Quel homme sage ne sera pas convaincu, en lisant ces paroles, que Tertullien était un insensé qui voulait l’emporter sur d’autres insensés, et qui prétendait avoir le privilége exclusif du fanatisme ?

XIII.

Les magistrats romains étaient, sans doute, bien excusables, aux yeux des hommes, de regarder le christianisme comme une faction dangereuse à l’empire. Ils voyaient des hommes obscurs s’assembler secrètement, et on les entendait ensuite déclamer hautement contre tous les usages reçus à Rome. Ils avaient forgé une quantité incroyable de fausses légendes.

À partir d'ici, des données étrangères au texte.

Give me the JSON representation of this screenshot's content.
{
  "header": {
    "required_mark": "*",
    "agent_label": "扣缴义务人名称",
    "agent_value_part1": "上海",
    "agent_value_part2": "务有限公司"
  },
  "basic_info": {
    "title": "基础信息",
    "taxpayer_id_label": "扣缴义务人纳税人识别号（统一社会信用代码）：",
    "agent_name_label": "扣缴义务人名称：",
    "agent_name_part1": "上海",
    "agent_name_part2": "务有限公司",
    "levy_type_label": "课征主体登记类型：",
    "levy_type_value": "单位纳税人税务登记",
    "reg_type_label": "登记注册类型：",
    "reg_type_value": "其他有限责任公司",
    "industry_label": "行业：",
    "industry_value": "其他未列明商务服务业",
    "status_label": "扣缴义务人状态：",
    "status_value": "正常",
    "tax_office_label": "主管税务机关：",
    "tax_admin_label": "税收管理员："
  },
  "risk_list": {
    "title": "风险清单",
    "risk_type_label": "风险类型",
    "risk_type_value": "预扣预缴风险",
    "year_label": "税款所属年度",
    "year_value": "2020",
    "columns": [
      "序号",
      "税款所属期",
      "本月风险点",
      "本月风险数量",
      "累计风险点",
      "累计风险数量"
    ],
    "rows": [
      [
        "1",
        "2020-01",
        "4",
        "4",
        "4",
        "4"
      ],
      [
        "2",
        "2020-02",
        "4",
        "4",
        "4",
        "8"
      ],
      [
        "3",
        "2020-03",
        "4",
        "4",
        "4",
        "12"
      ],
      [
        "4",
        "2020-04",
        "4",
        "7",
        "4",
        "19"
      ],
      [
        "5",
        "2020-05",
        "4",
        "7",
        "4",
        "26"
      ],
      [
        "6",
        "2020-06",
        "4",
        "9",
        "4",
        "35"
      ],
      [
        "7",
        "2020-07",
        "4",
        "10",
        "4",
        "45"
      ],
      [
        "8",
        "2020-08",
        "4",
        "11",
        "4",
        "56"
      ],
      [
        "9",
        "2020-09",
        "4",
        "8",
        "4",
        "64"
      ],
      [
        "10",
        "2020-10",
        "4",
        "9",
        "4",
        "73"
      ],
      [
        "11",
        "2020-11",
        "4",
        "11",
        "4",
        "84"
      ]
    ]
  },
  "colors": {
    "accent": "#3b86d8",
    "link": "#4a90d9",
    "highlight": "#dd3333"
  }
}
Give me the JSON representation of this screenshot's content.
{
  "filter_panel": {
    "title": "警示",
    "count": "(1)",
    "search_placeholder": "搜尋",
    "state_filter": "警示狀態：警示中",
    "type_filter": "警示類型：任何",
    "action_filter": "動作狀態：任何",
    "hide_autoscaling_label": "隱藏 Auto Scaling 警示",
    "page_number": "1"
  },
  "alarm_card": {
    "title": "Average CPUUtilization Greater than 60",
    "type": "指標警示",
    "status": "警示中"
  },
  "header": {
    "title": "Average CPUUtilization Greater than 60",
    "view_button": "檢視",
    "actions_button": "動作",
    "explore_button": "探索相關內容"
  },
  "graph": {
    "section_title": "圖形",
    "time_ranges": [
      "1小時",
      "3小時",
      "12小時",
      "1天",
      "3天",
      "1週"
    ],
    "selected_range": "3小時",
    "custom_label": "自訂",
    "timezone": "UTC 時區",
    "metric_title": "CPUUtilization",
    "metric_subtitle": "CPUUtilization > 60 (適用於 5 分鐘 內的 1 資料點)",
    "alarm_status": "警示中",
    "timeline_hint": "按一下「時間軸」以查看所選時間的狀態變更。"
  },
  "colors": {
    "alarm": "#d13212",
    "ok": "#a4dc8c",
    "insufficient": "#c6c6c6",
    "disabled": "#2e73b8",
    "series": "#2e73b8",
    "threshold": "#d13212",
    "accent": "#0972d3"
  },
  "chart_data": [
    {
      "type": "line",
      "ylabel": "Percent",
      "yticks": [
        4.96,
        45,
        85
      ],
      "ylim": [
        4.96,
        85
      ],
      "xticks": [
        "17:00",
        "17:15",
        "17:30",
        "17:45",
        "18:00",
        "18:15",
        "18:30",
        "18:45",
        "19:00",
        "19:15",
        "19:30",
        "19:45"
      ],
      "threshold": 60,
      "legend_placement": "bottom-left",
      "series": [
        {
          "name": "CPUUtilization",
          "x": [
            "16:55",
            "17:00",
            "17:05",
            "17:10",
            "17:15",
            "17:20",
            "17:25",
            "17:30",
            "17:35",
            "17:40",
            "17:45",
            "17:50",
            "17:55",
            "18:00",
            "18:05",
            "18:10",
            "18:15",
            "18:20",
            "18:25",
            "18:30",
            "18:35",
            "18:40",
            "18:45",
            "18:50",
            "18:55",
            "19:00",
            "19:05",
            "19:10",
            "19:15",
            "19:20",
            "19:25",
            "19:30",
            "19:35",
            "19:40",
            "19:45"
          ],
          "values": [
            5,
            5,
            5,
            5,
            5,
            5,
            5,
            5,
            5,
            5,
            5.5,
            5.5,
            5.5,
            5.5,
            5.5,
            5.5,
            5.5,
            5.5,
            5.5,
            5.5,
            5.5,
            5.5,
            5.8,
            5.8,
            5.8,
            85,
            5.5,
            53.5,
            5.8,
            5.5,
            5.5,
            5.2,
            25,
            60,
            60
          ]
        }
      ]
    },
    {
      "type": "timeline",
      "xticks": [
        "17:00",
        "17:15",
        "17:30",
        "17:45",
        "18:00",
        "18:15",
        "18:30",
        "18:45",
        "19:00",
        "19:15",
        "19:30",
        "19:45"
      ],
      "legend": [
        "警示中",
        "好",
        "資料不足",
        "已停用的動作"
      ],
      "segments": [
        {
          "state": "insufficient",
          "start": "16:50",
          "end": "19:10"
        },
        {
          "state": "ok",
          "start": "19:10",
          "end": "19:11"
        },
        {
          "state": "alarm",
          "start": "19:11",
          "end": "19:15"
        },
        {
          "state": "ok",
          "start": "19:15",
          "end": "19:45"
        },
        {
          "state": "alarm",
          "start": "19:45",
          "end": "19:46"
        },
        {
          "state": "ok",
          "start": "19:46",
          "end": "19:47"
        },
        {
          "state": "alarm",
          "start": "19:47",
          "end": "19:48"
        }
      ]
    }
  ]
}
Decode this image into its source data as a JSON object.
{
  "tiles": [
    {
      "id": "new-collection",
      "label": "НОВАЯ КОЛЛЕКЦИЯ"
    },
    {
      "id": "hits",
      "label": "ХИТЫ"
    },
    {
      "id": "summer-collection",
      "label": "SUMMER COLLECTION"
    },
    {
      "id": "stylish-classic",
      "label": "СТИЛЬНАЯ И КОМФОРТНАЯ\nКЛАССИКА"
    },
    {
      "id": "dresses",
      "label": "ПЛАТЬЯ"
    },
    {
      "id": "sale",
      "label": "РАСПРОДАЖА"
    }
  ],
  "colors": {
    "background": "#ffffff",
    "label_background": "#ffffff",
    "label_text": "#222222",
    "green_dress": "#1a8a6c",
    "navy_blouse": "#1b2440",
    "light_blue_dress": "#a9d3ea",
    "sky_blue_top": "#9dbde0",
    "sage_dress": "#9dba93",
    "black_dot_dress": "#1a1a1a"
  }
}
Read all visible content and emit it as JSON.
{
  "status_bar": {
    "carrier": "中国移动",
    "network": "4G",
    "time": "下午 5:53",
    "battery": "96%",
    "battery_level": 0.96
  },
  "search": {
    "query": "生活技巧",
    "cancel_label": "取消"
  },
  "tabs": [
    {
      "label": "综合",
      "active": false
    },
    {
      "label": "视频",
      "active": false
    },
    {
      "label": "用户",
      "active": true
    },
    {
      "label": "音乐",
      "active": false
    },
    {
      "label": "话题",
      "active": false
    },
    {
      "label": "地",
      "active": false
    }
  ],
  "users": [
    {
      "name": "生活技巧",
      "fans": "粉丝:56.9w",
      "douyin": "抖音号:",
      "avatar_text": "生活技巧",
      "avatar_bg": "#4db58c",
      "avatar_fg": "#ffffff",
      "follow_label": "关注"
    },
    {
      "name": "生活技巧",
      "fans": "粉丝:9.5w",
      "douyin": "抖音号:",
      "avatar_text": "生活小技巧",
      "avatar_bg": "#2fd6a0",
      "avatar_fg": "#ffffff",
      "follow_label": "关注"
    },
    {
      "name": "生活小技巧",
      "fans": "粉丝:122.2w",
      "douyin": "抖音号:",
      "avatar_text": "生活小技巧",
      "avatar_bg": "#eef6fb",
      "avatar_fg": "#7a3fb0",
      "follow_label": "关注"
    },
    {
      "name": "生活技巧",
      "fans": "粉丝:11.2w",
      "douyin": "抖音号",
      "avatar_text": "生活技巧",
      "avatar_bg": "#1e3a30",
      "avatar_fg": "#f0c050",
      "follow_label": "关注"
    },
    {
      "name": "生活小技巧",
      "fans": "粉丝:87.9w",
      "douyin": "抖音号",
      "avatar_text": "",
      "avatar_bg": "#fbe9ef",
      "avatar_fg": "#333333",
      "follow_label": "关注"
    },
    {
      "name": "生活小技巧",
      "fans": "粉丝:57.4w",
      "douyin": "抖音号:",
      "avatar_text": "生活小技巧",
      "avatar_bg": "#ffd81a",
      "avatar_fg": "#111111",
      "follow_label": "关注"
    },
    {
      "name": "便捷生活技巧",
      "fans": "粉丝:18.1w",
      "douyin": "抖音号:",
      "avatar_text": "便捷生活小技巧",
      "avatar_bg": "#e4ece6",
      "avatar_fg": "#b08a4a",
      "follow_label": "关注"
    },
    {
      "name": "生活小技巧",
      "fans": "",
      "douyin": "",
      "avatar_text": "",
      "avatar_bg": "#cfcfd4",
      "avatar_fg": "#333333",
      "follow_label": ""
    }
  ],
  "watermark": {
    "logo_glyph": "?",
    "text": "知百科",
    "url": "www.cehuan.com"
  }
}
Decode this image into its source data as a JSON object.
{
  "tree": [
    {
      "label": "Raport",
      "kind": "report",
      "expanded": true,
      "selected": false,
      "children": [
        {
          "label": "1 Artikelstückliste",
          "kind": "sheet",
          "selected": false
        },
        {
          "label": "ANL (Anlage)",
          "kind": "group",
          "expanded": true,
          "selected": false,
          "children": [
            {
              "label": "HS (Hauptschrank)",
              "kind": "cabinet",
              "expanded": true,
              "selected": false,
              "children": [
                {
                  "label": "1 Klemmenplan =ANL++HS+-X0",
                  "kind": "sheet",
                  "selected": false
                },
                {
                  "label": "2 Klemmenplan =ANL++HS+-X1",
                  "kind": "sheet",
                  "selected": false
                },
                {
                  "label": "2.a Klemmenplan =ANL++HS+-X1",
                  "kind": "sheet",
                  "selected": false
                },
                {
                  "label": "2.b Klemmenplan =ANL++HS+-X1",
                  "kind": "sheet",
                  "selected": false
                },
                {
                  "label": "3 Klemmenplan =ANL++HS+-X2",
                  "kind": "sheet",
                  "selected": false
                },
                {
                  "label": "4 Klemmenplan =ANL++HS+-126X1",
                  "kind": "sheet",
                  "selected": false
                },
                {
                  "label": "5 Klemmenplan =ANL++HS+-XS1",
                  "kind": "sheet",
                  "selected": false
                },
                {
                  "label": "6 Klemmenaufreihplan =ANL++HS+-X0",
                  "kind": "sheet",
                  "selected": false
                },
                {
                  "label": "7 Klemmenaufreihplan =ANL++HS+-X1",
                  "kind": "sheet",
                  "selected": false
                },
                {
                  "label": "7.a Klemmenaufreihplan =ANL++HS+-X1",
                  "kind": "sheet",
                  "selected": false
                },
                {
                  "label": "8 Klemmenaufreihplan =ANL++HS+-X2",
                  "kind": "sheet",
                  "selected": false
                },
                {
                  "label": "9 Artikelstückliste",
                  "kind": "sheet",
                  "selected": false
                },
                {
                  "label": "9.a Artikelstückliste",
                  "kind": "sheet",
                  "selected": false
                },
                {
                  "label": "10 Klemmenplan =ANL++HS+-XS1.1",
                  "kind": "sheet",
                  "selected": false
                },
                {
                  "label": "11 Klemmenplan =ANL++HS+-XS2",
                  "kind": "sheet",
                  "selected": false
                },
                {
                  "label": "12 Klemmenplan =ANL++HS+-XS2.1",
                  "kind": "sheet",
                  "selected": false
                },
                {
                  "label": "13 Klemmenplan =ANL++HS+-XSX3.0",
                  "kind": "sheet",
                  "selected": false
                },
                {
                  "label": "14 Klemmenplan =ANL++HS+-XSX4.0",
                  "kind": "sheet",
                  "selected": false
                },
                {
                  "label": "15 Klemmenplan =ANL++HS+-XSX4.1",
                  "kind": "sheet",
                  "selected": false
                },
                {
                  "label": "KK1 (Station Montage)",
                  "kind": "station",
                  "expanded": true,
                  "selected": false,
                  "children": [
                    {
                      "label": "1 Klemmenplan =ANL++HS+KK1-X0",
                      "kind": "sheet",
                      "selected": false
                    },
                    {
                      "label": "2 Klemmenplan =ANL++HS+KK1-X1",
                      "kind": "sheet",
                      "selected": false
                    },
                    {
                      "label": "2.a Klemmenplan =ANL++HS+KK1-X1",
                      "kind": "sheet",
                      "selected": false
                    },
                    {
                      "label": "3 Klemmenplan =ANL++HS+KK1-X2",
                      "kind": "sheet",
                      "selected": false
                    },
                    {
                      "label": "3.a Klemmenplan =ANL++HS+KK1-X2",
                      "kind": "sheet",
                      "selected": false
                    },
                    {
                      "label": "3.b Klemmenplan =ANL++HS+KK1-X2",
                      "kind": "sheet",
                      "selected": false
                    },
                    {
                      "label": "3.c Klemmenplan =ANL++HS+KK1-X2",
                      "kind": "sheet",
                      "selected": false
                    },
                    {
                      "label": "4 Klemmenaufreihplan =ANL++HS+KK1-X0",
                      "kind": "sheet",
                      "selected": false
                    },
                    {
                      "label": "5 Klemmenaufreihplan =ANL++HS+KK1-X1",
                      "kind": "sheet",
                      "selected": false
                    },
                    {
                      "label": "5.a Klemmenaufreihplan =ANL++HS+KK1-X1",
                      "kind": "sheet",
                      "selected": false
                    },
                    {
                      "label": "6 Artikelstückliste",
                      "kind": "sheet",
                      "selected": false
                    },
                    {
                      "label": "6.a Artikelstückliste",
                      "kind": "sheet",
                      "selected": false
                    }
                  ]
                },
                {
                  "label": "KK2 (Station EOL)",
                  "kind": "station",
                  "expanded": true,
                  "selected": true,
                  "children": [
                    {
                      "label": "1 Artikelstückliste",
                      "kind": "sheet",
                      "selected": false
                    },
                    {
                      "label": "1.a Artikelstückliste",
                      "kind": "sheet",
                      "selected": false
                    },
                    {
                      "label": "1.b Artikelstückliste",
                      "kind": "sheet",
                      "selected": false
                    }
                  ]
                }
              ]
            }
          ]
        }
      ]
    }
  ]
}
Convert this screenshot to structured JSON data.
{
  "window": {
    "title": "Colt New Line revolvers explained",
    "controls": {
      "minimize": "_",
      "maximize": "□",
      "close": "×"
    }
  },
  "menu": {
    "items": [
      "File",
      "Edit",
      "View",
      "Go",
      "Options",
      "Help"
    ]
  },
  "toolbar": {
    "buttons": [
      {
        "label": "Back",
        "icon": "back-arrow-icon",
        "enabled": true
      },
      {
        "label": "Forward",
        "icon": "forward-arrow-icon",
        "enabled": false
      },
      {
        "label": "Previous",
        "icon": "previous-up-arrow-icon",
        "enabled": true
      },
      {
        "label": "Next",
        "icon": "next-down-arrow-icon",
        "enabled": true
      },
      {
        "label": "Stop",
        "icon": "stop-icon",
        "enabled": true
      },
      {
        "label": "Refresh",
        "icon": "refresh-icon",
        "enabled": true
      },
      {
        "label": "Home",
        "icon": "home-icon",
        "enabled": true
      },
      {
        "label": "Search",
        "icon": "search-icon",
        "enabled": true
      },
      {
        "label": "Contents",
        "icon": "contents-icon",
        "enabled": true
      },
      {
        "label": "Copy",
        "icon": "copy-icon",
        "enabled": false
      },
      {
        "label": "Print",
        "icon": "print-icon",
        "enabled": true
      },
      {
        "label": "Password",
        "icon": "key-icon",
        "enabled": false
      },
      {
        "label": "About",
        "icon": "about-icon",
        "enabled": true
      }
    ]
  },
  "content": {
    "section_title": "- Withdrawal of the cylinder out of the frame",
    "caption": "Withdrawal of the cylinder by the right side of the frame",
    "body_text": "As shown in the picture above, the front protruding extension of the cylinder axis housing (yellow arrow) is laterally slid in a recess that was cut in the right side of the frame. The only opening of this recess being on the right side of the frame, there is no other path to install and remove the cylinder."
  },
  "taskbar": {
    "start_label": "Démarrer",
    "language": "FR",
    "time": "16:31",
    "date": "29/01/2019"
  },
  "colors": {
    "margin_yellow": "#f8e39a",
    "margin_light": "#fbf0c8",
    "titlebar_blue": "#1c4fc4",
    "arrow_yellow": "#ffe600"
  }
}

Que pouvait penser un magistrat quand il voyait tant d’écrits supposés, tant d’impostures appelées par les chrétiens eux-mêmes fraudes, et colorées du nom de fraudes pieuses ? Lettres de Pilate à Tibère sur la personne de Jésus ; Actes de Pilate ; Lettres de Tibère au sénat, et du sénat à Tibère, à propos de Jésus ; Lettres de Paul à Sénèque, et de Sénèque à Paul ; Combat de Pierre et de Simon devant Néron ; prétendus vers des sibylles ; plus de cinquante évangiles tous différents les uns des autres, et chacun d’eux forgé pour le canton où il était reçu ; une demi-douzaine d’apocalypses qui ne contenaient que des prédictions contre Rome, etc., etc.

Quel sénateur, quel jurisconsulte, n’eût pas reconnu à ces traits une faction pernicieuse ? La religion chrétienne est sans doute céleste ; mais aucun sénateur romain n’aurait pu le deviner.

XIV.

Un Marcel, en Afrique, jette son ceinturon par terre, brise son bâton de commandement, à la tête de sa troupe, et déclare qu’il ne veut plus servir que le Dieu des chrétiens ; on fait un saint de ce séditieux !

Un diacre, nommé Laurent, au lieu de contribuer comme un citoyen aux nécessités de l’empire, au lieu de payer au préfet de Rome l’argent qu’il a promis, lui amène des borgnes et des boiteux ; et on fait un saint de ce téméraire !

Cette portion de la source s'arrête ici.